Depois de receber os pareceres técnicos das entidades que constituem a comissão, a proposta de revisão do PDM - processo iniciado em 2004 e que só agora está prestes a ser concluído -, terá ainda de ser submetida a discussão pública durante 30 dias, o que, segundo a autarquia, só deverá acontecer no final deste ano de 2019.
De acordo com o município, a proposta visa recuperar a "forte influência da capital do distrito em toda a península de Setúbal, assim como em parte do Alentejo, através do reforço das suas potencialidades de polo de nível superior, nomeadamente através da atividade portuária, das atividades industrial/logística e turismo e através do compromisso com a qualificação do território".
A redução de riscos naturais, mistos e tecnológicos, regeneração de áreas ambientalmente degradadas e a implementação de estratégias de mitigação e adaptação às alterações climáticas são outras linhas orientadoras do PDM.

Oposição deixa criticas 
Embora reserve uma tomada de posição para um momento posterior, depois de conhecer melhor a proposta, o vereador Paulo Lopes, do PS, defende que "o PDM deve privilegiar uma aposta na recuperação do património edificado, em detrimento da nova construção [...] e deve ser suficientemente flexível para atrair investimento produtivo e não investimento especulativo".

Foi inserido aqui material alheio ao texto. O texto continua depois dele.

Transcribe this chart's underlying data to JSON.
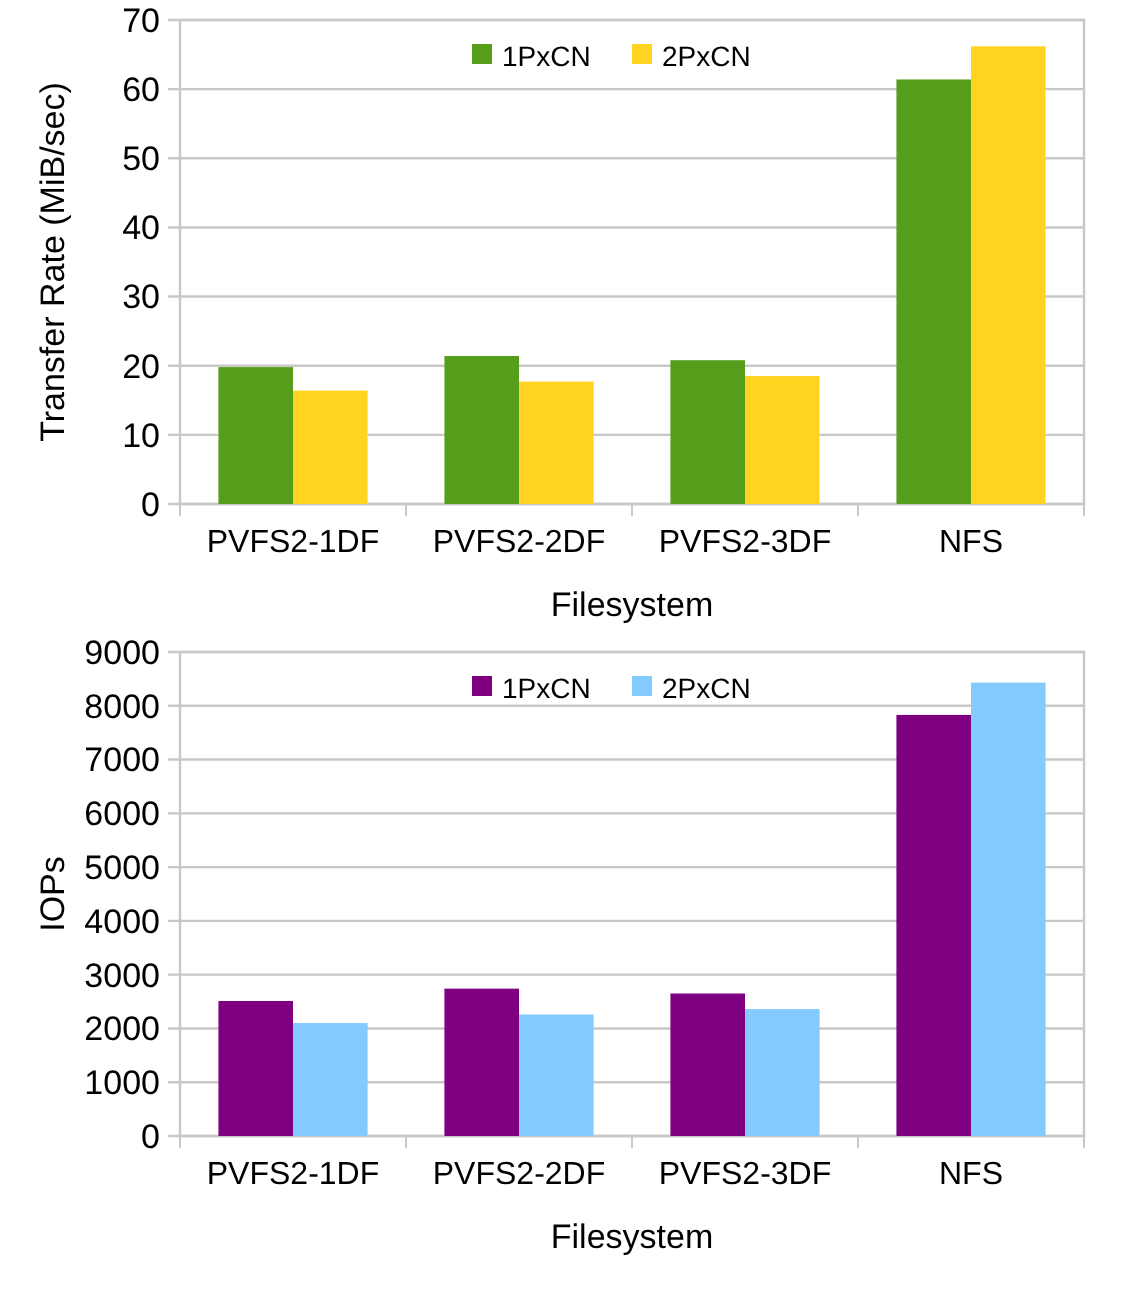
{
  "chart_data": [
    {
      "type": "bar",
      "xlabel": "Filesystem",
      "ylabel": "Transfer Rate (MiB/sec)",
      "categories": [
        "PVFS2-1DF",
        "PVFS2-2DF",
        "PVFS2-3DF",
        "NFS"
      ],
      "series": [
        {
          "name": "1PxCN",
          "color": "#579d1c",
          "values": [
            19.8,
            21.4,
            20.8,
            61.4
          ]
        },
        {
          "name": "2PxCN",
          "color": "#ffd320",
          "values": [
            16.4,
            17.7,
            18.5,
            66.2
          ]
        }
      ],
      "ylim": [
        0,
        70
      ],
      "yticks": [
        0,
        10,
        20,
        30,
        40,
        50,
        60,
        70
      ],
      "grid": "y",
      "legend": "top"
    },
    {
      "type": "bar",
      "xlabel": "Filesystem",
      "ylabel": "IOPs",
      "categories": [
        "PVFS2-1DF",
        "PVFS2-2DF",
        "PVFS2-3DF",
        "NFS"
      ],
      "series": [
        {
          "name": "1PxCN",
          "color": "#7e0080",
          "values": [
            2510,
            2740,
            2650,
            7830
          ]
        },
        {
          "name": "2PxCN",
          "color": "#83caff",
          "values": [
            2100,
            2260,
            2360,
            8430
          ]
        }
      ],
      "ylim": [
        0,
        9000
      ],
      "yticks": [
        0,
        1000,
        2000,
        3000,
        4000,
        5000,
        6000,
        7000,
        8000,
        9000
      ],
      "grid": "y",
      "legend": "top"
    }
  ]
}
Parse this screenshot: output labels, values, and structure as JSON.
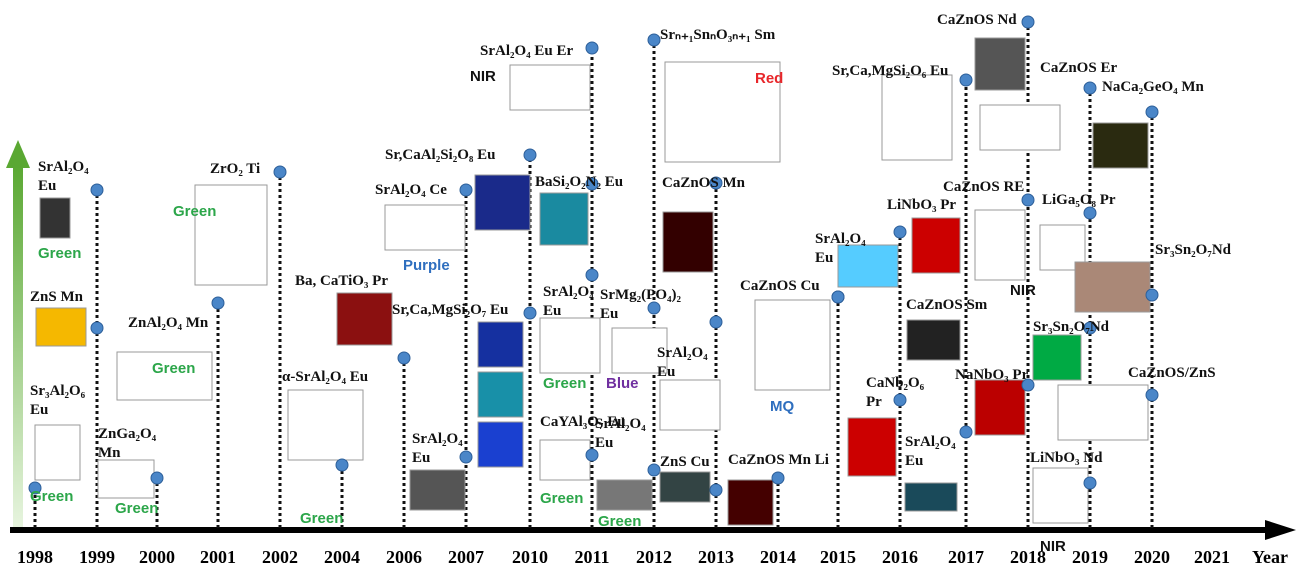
{
  "axis_label": "Year",
  "timeline": [
    {
      "year": "1998",
      "entries": [
        {
          "label": "Sr₃Al₂O₆ Eu",
          "note": {
            "text": "Green",
            "color": "#2ca64a"
          }
        }
      ]
    },
    {
      "year": "1999",
      "entries": [
        {
          "label": "SrAl₂O₄ Eu",
          "note": {
            "text": "Green",
            "color": "#2ca64a"
          }
        },
        {
          "label": "ZnS Mn"
        }
      ]
    },
    {
      "year": "2000",
      "entries": [
        {
          "label": "ZnGa₂O₄ Mn",
          "note": {
            "text": "Green",
            "color": "#2ca64a"
          }
        }
      ]
    },
    {
      "year": "2001",
      "entries": [
        {
          "label": "ZnAl₂O₄ Mn",
          "note": {
            "text": "Green",
            "color": "#2ca64a"
          }
        }
      ]
    },
    {
      "year": "2002",
      "entries": [
        {
          "label": "ZrO₂ Ti",
          "note": {
            "text": "Green",
            "color": "#2ca64a"
          }
        }
      ]
    },
    {
      "year": "2004",
      "entries": [
        {
          "label": "α-SrAl₂O₄ Eu",
          "note": {
            "text": "Green",
            "color": "#2ca64a"
          }
        }
      ]
    },
    {
      "year": "2006",
      "entries": [
        {
          "label": "Ba, CaTiO₃ Pr"
        }
      ]
    },
    {
      "year": "2007",
      "entries": [
        {
          "label": "SrAl₂O₄ Ce",
          "note": {
            "text": "Purple",
            "color": "#2f6fbf"
          }
        },
        {
          "label": "SrAl₂O₄ Eu"
        }
      ]
    },
    {
      "year": "2010",
      "entries": [
        {
          "label": "Sr,CaAl₂Si₂O₈ Eu"
        },
        {
          "label": "Sr,Ca,MgSi₂O₇ Eu"
        }
      ]
    },
    {
      "year": "2011",
      "entries": [
        {
          "label": "SrAl₂O₄ Eu Er",
          "note": {
            "text": "NIR",
            "color": "#111111"
          }
        },
        {
          "label": "BaSi₂O₂N₂ Eu"
        },
        {
          "label": "SrAl₂O₄ Eu",
          "note": {
            "text": "Green",
            "color": "#2ca64a"
          }
        },
        {
          "label": "CaYAl₃O₇ Eu",
          "note": {
            "text": "Green",
            "color": "#2ca64a"
          }
        }
      ]
    },
    {
      "year": "2012",
      "entries": [
        {
          "label": "Srₙ₊₁SnₙO₃ₙ₊₁ Sm",
          "note": {
            "text": "Red",
            "color": "#e8262a"
          }
        },
        {
          "label": "SrMg₂(PO₄)₂ Eu",
          "note": {
            "text": "Blue",
            "color": "#7030a0"
          }
        },
        {
          "label": "SrAl₂O₄ Eu",
          "note": {
            "text": "Green",
            "color": "#2ca64a"
          }
        }
      ]
    },
    {
      "year": "2013",
      "entries": [
        {
          "label": "CaZnOS Mn"
        },
        {
          "label": "SrAl₂O₄ Eu"
        },
        {
          "label": "ZnS Cu"
        }
      ]
    },
    {
      "year": "2014",
      "entries": [
        {
          "label": "CaZnOS Mn Li"
        }
      ]
    },
    {
      "year": "2015",
      "entries": [
        {
          "label": "SrAl₂O₄ Eu"
        },
        {
          "label": "CaZnOS Cu",
          "note": {
            "text": "MQ",
            "color": "#2f6fbf"
          }
        }
      ]
    },
    {
      "year": "2016",
      "entries": [
        {
          "label": "LiNbO₃ Pr"
        },
        {
          "label": "CaNb₂O₆ Pr"
        }
      ]
    },
    {
      "year": "2017",
      "entries": [
        {
          "label": "Sr,Ca,MgSi₂O₆ Eu"
        },
        {
          "label": "CaZnOS Sm"
        },
        {
          "label": "SrAl₂O₄ Eu"
        }
      ]
    },
    {
      "year": "2018",
      "entries": [
        {
          "label": "CaZnOS Nd"
        },
        {
          "label": "CaZnOS RE",
          "note": {
            "text": "NIR",
            "color": "#111111"
          }
        },
        {
          "label": "NaNbO₃ Pr"
        }
      ]
    },
    {
      "year": "2019",
      "entries": [
        {
          "label": "CaZnOS Er"
        },
        {
          "label": "LiGa₅O₈ Pr"
        },
        {
          "label": "Sr₃Sn₂O₇Nd"
        },
        {
          "label": "LiNbO₃ Nd",
          "note": {
            "text": "NIR",
            "color": "#111111"
          }
        }
      ]
    },
    {
      "year": "2020",
      "entries": [
        {
          "label": "NaCa₂GeO₄ Mn"
        },
        {
          "label": "Sr₃Sn₂O₇Nd"
        },
        {
          "label": "CaZnOS/ZnS"
        }
      ]
    },
    {
      "year": "2021",
      "entries": []
    }
  ]
}
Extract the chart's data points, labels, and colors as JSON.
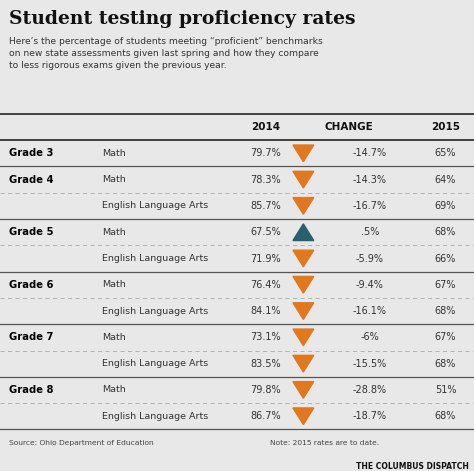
{
  "title": "Student testing proficiency rates",
  "subtitle": "Here’s the percentage of students meeting “proficient” benchmarks\non new state assessments given last spring and how they compare\nto less rigorous exams given the previous year.",
  "col_headers": [
    "2014",
    "CHANGE",
    "2015"
  ],
  "rows": [
    {
      "grade": "Grade 3",
      "subject": "Math",
      "val2014": "79.7%",
      "change": "-14.7%",
      "val2015": "65%",
      "arrow": "down",
      "solid_line": true
    },
    {
      "grade": "Grade 4",
      "subject": "Math",
      "val2014": "78.3%",
      "change": "-14.3%",
      "val2015": "64%",
      "arrow": "down",
      "solid_line": true
    },
    {
      "grade": "",
      "subject": "English Language Arts",
      "val2014": "85.7%",
      "change": "-16.7%",
      "val2015": "69%",
      "arrow": "down",
      "solid_line": false
    },
    {
      "grade": "Grade 5",
      "subject": "Math",
      "val2014": "67.5%",
      "change": ".5%",
      "val2015": "68%",
      "arrow": "up",
      "solid_line": true
    },
    {
      "grade": "",
      "subject": "English Language Arts",
      "val2014": "71.9%",
      "change": "-5.9%",
      "val2015": "66%",
      "arrow": "down",
      "solid_line": false
    },
    {
      "grade": "Grade 6",
      "subject": "Math",
      "val2014": "76.4%",
      "change": "-9.4%",
      "val2015": "67%",
      "arrow": "down",
      "solid_line": true
    },
    {
      "grade": "",
      "subject": "English Language Arts",
      "val2014": "84.1%",
      "change": "-16.1%",
      "val2015": "68%",
      "arrow": "down",
      "solid_line": false
    },
    {
      "grade": "Grade 7",
      "subject": "Math",
      "val2014": "73.1%",
      "change": "-6%",
      "val2015": "67%",
      "arrow": "down",
      "solid_line": true
    },
    {
      "grade": "",
      "subject": "English Language Arts",
      "val2014": "83.5%",
      "change": "-15.5%",
      "val2015": "68%",
      "arrow": "down",
      "solid_line": false
    },
    {
      "grade": "Grade 8",
      "subject": "Math",
      "val2014": "79.8%",
      "change": "-28.8%",
      "val2015": "51%",
      "arrow": "down",
      "solid_line": true
    },
    {
      "grade": "",
      "subject": "English Language Arts",
      "val2014": "86.7%",
      "change": "-18.7%",
      "val2015": "68%",
      "arrow": "down",
      "solid_line": false
    }
  ],
  "footer_left": "Source: Ohio Department of Education",
  "footer_right": "Note: 2015 rates are to date.",
  "footer_brand": "THE COLUMBUS DISPATCH",
  "bg_color": "#e8e8e8",
  "header_line_color": "#333333",
  "solid_line_color": "#555555",
  "dashed_line_color": "#aaaaaa",
  "arrow_down_color": "#e07820",
  "arrow_up_color": "#2a5f6e",
  "grade_color": "#000000",
  "subject_color": "#333333",
  "value_color": "#333333",
  "change_color": "#333333",
  "header_color": "#111111"
}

Para o vereador social-democrata Nuno Carvalho, na prática, a proposta de revisão do PDM "vem legitimar tudo o que foi feito nos últimos anos e peca por tardia".
"A proposta de revisão do PDM peca por tardia porque se trata de um instrumento fundamental para a transparência e que coloca todos os munícipes em pé de igualdade", disse Nuno Carvalho.
Além da Câmara Municipal de Setúbal e da Comissão de Coordenação e Desenvolvimento Regional de Lisboa e Vale do Tejo (CCDRLVT), fazem parte da comissão consultiva da revisão do PDM a Assembleia Municipal de Setúbal, as câmaras municipais de Palmela, Sesimbra, Barreiro e Grândola, a Autoridade Nacional de Proteção Civil, o Instituto da Conservação da Natureza e das Florestas e a Agência Portuguesa do Ambiente.
Também a Direção Regional de Agricultura e Pescas de Lisboa e Vale do Tejo, o Instituto da Mobilidade e dos Transportes, a Infraestruturas de Portugal, a Direção Regional do Património Cultural, a Administração dos Portos de Setúbal e Sesimbra, a Agência para a Competitividade e Inovação e o Turismo de Portugal integram a comissão.
A Câmara Municipal de Setúbal guiou os representantes das 17 entidades públicas que compõem a comissão consultiva numa visita pelo concelho que incluiu passagens pela frente ribeirinha da cidade de Setúbal, Parque Natural da Arrábida e Azeitão. As obras em curso no futuro Parque Urbano da Várzea, a Península da Mitrena, a Reserva Natural do Estuário do Sado e o Vale da Rosa foram outros locais visitados.